An excerpt located on page 17: 

It is estimated that every day hundreds of young women enter New York never to return. More than as many young men, also strangers, young, eager, ambitious, pour in upon the wonderful city from the South, the East, the West-from the four parts of the world. 
The girls are mostly good girls. The men are honest and industrious in the main. They have left poverty, obscurity, ignorance-all that is intolerable to pride and spirit and enterprise-behind them. This is the temple of fortune, where all may enter and implore their goddess.

To help deconstruct this passage, we must begin by analyzing keywords that will allow us to dig deeper into the surface material presented. Usually, the term “goddess” is used to describe a female god. However, in this text, it is used refer to a woman whose great charm or beauty arouses adoration. In this sense, we can assume that the term “goddess” is identifying the hundreds of young women entering New York as previously mentioned. If we look through the lens of a male perspective, we can probably envision in our minds hundreds of young men flooding the city in search of these beautiful and young women. From a female standpoint, however, we can also surmise that hundreds of women are invading the city to parade their beauty and establish intimate connections with the hundreds of young men that cannot avoid feelings of adoration for these women. So basically, both young men and women are pouring into the city attracted by the lure of fortune. The men have money and are willing to invest said money into young women for the small, but fair exchange of sexual endeavors. 

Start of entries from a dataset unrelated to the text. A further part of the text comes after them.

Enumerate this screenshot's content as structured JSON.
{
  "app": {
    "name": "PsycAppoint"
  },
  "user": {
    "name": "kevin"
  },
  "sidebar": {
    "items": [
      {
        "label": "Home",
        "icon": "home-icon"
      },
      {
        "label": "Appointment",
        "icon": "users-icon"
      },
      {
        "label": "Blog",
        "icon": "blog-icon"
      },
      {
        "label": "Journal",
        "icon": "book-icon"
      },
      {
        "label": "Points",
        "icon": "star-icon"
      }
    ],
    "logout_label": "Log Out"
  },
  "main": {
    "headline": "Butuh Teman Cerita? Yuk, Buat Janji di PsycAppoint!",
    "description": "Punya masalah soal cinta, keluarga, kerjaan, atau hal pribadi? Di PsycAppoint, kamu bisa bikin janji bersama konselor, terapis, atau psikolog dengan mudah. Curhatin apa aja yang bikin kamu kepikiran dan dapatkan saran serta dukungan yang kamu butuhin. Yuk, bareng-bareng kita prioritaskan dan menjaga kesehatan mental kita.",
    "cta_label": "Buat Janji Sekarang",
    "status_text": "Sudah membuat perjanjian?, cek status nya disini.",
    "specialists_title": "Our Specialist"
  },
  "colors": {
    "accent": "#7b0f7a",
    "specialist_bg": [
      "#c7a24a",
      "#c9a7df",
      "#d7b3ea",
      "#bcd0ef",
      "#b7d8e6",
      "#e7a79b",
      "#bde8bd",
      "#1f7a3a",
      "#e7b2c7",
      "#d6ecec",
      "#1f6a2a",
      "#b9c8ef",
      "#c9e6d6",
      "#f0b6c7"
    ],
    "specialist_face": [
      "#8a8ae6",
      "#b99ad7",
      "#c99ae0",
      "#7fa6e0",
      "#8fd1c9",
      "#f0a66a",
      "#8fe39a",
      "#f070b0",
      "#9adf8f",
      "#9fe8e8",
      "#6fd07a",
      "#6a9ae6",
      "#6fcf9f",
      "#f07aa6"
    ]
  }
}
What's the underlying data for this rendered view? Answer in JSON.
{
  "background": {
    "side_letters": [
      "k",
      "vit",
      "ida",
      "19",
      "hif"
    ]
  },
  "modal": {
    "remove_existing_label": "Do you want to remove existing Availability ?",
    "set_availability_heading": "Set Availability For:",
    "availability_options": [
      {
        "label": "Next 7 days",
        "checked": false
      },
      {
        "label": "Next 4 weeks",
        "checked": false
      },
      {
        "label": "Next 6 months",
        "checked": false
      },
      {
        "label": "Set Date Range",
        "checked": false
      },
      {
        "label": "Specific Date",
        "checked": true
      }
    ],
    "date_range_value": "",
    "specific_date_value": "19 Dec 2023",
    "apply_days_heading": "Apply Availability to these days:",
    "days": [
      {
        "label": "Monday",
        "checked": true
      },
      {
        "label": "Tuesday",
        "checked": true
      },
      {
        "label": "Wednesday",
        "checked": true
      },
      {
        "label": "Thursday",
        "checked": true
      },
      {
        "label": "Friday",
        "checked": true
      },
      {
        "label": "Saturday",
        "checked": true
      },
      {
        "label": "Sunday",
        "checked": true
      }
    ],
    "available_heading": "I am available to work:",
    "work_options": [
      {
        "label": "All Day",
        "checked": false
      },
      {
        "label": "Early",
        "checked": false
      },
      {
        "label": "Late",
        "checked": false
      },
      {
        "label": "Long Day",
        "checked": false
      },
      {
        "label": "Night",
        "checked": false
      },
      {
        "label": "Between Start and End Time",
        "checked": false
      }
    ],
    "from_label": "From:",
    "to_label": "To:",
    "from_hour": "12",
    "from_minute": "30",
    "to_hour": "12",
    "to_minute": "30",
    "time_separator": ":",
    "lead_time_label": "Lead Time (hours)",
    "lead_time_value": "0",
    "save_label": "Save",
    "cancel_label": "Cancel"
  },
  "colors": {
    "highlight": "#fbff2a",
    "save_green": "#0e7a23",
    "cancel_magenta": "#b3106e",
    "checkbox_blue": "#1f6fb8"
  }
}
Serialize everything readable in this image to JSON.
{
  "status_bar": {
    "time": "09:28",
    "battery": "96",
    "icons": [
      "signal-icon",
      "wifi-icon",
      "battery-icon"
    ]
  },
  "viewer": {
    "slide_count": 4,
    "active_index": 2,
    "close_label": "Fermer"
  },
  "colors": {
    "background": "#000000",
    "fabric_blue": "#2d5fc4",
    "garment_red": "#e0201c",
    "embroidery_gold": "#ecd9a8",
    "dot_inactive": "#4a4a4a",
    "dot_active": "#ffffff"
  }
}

To further prove that this theme of prostitution exists throughout the rest of the novel, we can examine another bit of text found on page 31:

Ah! you hate, abhor this monster! Stop! Abhor and hate handsome, gay, dissolute men of this wonderful city who make her trade, and the growing trade of those like her, profitable. Look at the great gamblers, the big, red-faced men, with their big, red fists clutching tight and close to their millions upon millions. These are the men who maintain her in her trade-great spiders, in their webs of wire and railroad tracks, waiting to devour the body and soul she brings. Destroy these, and you destroy her. Hers is a hard business at best, full of peril and unpleasant work. She earns money.
To destroy this new and growing traffic, this dire fungus growing out of the unexampled opulence of this city, this more than Roman revelry and recklessness, you must know this woman, know these men. Hence these pages.

New York City is a thriving economic city. A city in which both men and women can create a little bit of success and live a lifestyle more desired than other region of the country. The lines above clearly explains how women are dependent on these working men to fuel their lifestyle. They offer their bodies in an unpleasant line of work in order to obtain some amount of money just to pay for the life they want. A life of materialistic pleasures.